Waterbird Populations and Pressures in the Baltic Sea

image of Waterbird Populations and Pressures in the Baltic Sea

This report outlines the results of the internationally coordinated census of wintering waterbirds in the Baltic Sea 2007-2009 undertaken under the SOWBAS project (Status of wintering Waterbird populations in the Baltic Sea). The estimated total number of wintering waterbirds was 4.41 million compared to 7.44 million during the last co-ordinated census 1992-1993. Despite the general declines stable or increasing populations of herbivorous species were recorded.

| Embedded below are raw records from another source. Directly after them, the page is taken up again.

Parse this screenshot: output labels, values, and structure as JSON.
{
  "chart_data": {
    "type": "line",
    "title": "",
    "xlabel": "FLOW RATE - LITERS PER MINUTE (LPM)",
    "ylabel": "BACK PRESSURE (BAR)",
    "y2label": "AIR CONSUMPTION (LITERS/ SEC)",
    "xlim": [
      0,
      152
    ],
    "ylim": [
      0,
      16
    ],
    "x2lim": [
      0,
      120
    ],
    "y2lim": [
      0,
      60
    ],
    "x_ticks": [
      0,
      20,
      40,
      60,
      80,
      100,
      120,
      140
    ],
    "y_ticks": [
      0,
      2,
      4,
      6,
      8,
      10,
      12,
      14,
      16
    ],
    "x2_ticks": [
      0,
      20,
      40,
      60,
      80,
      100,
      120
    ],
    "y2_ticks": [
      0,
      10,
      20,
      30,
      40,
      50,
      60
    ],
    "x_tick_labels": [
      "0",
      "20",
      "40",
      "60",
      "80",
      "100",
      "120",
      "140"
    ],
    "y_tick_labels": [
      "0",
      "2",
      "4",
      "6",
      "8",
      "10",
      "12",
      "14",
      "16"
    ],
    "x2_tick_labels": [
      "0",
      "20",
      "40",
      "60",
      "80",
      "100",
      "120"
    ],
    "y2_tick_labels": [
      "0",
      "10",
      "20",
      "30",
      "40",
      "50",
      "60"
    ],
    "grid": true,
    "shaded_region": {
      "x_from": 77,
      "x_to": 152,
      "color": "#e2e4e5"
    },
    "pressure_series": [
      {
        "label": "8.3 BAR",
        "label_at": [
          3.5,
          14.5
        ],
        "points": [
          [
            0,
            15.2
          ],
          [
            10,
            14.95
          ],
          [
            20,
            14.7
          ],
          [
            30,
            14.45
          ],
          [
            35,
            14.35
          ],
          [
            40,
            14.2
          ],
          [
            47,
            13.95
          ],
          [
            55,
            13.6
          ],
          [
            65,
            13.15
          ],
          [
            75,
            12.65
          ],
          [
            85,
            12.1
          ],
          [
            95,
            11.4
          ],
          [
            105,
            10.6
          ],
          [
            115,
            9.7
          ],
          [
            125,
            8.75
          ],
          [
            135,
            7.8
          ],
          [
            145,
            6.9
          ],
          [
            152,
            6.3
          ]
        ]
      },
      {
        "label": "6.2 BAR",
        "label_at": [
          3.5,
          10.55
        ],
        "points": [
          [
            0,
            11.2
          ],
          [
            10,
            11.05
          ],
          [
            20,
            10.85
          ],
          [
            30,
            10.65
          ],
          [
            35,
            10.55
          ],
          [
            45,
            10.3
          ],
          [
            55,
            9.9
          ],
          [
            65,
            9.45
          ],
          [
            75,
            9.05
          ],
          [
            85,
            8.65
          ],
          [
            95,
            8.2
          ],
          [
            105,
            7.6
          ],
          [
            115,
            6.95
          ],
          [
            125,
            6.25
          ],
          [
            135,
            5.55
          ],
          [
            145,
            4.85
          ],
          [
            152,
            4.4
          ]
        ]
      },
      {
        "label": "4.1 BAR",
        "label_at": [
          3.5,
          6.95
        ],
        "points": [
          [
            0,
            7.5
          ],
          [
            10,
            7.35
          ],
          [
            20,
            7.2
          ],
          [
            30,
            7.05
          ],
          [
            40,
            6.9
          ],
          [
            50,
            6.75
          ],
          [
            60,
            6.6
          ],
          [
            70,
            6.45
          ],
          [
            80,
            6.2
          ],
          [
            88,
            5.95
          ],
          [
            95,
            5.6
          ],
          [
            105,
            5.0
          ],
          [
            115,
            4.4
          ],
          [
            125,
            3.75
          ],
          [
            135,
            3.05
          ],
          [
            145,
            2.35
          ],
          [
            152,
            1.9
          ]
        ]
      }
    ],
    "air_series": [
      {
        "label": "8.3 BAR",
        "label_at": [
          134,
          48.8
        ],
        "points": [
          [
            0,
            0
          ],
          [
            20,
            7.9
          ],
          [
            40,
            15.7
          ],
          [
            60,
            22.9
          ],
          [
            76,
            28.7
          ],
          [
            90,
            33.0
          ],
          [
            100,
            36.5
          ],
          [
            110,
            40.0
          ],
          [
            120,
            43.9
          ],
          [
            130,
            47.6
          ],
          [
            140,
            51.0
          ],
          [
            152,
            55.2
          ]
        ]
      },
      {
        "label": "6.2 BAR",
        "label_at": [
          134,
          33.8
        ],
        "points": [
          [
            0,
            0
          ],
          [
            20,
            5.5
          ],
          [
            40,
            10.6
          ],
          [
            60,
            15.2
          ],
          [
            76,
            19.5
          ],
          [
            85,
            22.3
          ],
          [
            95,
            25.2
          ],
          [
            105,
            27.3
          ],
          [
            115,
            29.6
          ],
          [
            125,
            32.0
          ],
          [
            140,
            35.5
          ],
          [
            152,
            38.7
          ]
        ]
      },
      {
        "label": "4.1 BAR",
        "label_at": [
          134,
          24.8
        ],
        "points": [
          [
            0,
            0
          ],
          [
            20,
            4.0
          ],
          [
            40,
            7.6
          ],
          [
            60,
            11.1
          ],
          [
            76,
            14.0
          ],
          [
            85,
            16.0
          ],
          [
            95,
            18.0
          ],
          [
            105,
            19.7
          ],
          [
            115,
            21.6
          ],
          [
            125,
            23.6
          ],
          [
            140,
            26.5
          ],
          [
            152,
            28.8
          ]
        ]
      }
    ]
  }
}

While benthic carnivores with a coastal distribution have either shown moderate declines, stable or increasing populations seaducks with an offshore distribution have declined seriously. Based on analyses of trends in wintering waterbirds and pressures indicators are suggested as performance indicators in relation to the international and national actions taken to reduce the anthropogenic pressures in the Baltic Sea.



Interactions between human activities and waterbirds in the Baltic Sea

As reported in Chapter 6 and 7 large-scale declines (> 30%) are documented for 7 out of 20 species of waterbirds since 1993. Moderate declines are documented for three species, stable populations are documented for two species, moderate increases for three species and large-scale increases for four species. Thus, the overall picture which has emerged from SOWBAS is that the majority of the wintering waterbird species currently show decreasing trends. A range of potential pressures behind these declines has been suggested, including climate change, oil pollution and incidental bycatch (Rönkä et al. 2005, Skov 2007, Lehikoinen et al. 2008, Nilsson 2008, Hario et al. 2009a, Zydelis et al. 2009). In the following, the available information on relevant regional pressures in relation to wintering waterbirds in the Baltic Sea will be reviewed. The reviews are presented pressure by pressure and focus on recent (after 2000) data and references, and include trends for selected pressures to ease comparisons with the trends in waterbird numbers. At the end of the chapter results of correlations between trends in selected pressures and numbers of wintering waterbirds are presented, and key pressures are identified for the main ecological guilds present in the wintering waterbird community.